The appeal of evolutionary psychology is easy to grasp... The last few decades have left us so profoundly disoriented about the most urgent personal matters--gender roles, sexual norms, the possibility of creating lasting romantic relationships, not to mention absolutely everything to do with family structure--that it's no surprise to find people embracing a theory that promises to restore order. Once we had religion to tell us who we are. Then, for a while, we had Freud. Now we have evolutionary psychology, which, as an attempt to construct a science of human nature on Darwinian principles, marshals two of the most powerful ideas in contemporary culture: science, our most authoritative way of knowing, and nature, our highest ground of moral appeal...Equip yourself with a few basic concepts--natural selection, inclusive fitness, mating choice--and you, too, can explain the mysteries of human existence. That evolutionary psychology has no real intellectual credibility, that mainstream biology regards it as a house of sand, rarely seems to come up...

the problem lies less in the field's goals than in its claims. Much of its opposition is misguided and out-of-date... those who reject the notion of human psychology as a product of evolution (that is, of nature rather than culture) would undoubtedly recoil at the idea that human physiology is
not a product of evolution. The only alternative is creationism...Surely no one would dispute that there is a universal bee nature or dog nature or chimpanzee nature. Why not then acknowledge, at least in principle, a universal human nature, however various its elaborations in culture?


The question is, What does it consist of, how did it arise and can we discover it? Here is where evolutionary psychology falls down. EP claims that the human mind evolved in the Pleistocene, the 1.6 million years during which Homo sapiens emerged on the African savanna. EP seeks to identify apparently innate and cross-culturally universal aspects of human behavior (like speech), then tries to construct scenarios to explain why such behaviors would have been adaptive--would have promoted individual or collective survival and reproduction--in the Pleistocene environment.
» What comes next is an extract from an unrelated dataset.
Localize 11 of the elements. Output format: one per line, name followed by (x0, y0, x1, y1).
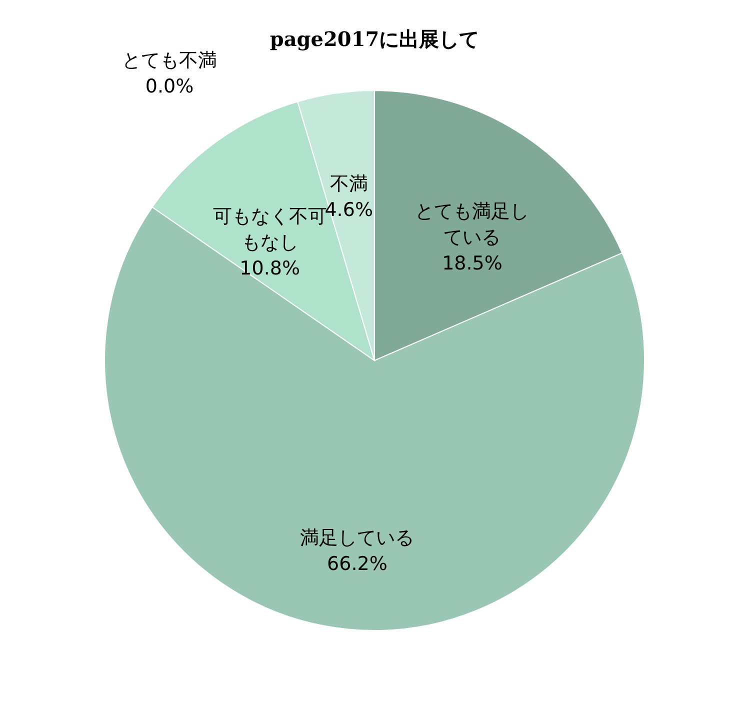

This all sounds reasonable until you discover that: (1) we don't actually know what the Pleistocene environment looked like; (2) we don't know how our Pleistocene ancestors lived; and (3) we now believe that evolution might happen a lot faster than we used to think, so much of our psychology may not be a product of the Pleistocene at all but of the 10,000 years since the emergence of civilization. There are other problems with the stories that EP likes to make up about how we got to be the way we are. They still have no support in genetics. If something's not genetic, it's not evolved. Also, not all behaviors (or physiological structures) are the result of selection pressures. Some are byproducts of other capacities, as literacy clearly is. Some are the result of functional shifts (insects' wings, for example, seem to have developed at first to regulate heat). Finally, there are some deeply ingrained human behaviors that seem very hard to justify in adaptive terms.